Dampak yang sangat besar: Proposal Sinai adalah bagian dari skema Israel yang lebih luas untuk melikuidasi perjuangan Palestina, tetapi akan gagal dan memiliki konsekuensi berbahaya bagi seluruh wilayah.
Memperluas medan perang: Perlawanan tidak akan tetap terbatas di Gaza; konfrontasi akan menyebar ke tempat lain, menandakan dimulainya fase konflik yang lebih kompleks dan meluas.
Pernyataan-pernyataan ini menegaskan bahwa pemindahan paksa tidak akan menandai berakhirnya perlawanan, melainkan awal dari fase yang lebih menantang, karena warga Palestina menolak untuk menjadi pengungsi sekali lagi.
Mengapa warga Gaza kembali meskipun mengalami kehancuran?
Meskipun ada upaya pengungsian, warga Palestina di Gaza menunjukkan bahwa meninggalkan Jalur Gaza sama saja dengan mencabut identitas mereka. Kami telah menyaksikan antrean panjang para pengungsi yang kembali ke utara, meskipun rumah mereka telah menjadi puing-puing.
Tidak ada yang menanti mereka selain reruntuhan, namun mereka bersikeras untuk kembali karena mereka memahami bahwa tetap tinggal di tanah mereka - bahkan di tengah kehancuran - adalah respons paling kuat terhadap upaya-upaya yang bertujuan untuk menghapus mereka.

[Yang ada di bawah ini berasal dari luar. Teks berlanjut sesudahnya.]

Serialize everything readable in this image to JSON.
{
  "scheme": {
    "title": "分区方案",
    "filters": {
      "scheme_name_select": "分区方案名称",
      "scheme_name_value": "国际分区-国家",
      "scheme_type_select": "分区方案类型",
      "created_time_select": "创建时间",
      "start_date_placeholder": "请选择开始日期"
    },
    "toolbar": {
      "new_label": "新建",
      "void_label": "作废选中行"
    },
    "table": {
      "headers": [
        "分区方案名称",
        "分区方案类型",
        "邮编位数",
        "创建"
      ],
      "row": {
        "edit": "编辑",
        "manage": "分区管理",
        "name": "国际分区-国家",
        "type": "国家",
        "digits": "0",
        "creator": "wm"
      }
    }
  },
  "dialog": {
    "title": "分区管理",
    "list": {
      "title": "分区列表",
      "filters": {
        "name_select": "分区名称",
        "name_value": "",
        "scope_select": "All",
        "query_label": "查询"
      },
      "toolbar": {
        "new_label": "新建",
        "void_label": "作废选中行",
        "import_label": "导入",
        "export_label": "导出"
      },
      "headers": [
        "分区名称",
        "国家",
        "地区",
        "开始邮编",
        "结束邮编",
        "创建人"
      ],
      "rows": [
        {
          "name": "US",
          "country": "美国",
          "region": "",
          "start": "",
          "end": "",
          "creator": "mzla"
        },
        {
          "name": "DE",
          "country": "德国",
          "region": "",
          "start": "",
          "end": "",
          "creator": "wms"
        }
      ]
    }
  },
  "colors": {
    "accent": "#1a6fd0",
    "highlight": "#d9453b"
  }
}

Adegan-adegan ini mencerminkan tekad warga Palestina untuk bertahan, tidak peduli seberapa keras keadaan yang terjadi. Hubungan mereka dengan tanah air tidak hanya bersifat geografis; hubungan ini terjalin erat dengan identitas dan martabat mereka.
Orang-orang yang menghadapi kesulitan dengan tekad pantang menyerah tidak dapat memilih pengasingan, karena tanah air - bagi mereka - merupakan perwujudan dari harapan, perlawanan, dan sejarah.
Akankah warga Palestina menyerah?
Bahkan jika penjajah berhasil memaksakan pengungsian, apakah ini akan menandai akhir dari perjuangan Palestina? Sama sekali tidak. Sama seperti Nakba yang tidak menghapus Palestina, tetapi justru melahirkan generasi-generasi yang membawa obor perlawanan, setiap gelombang pengungsian baru akan memicu fase yang lebih gigih.
Orang-orang Palestina tidak lupa, dan setiap pengungsi akan mewariskan kisah kepulangan mereka. Kunci-kunci rumah yang hilang pada 1948 tetap berada di tangan keturunan mereka, dan gambar-gambar kehancuran dan pengungsian hari ini akan menginspirasi generasi mendatang.
Mereka yang percaya bahwa orang-orang Palestina akan lenyap dalam pengasingan telah menemukan bahwa akar mereka terlalu dalam untuk dicabut. Setiap upaya untuk melenyapkan mereka telah menghasilkan generasi yang lebih berkomitmen terhadap hak-hak mereka.
BACA JUGA: Tulis Pesan Khusus untuk Al-Qassam, Ini Isi Lengkap Surat Segal Warga Israel-Amerika
Sementara pemindahan paksa akan memicu konsekuensi yang tak terduga, berpotensi menjadi mimpi buruk politik dan keamanan bagi pendudukan, terutama ketika warga Palestina menempatkan diri mereka di lingkungan baru yang mengubah sifat konflik di mana perlawanan menjadi semakin meluas dan sulit dibendung, sehingga menimbulkan tantangan yang belum pernah terjadi sebelumnya bagi pendudukan Israel.
Ilusi Trump dan Netanyahu mengenai likuidasi perjuangan Palestina akan hancur melawan keteguhan hati rakyat Palestina, yang tidak akan pernah membiarkan skema pemindahan penduduk, apa pun situasinya.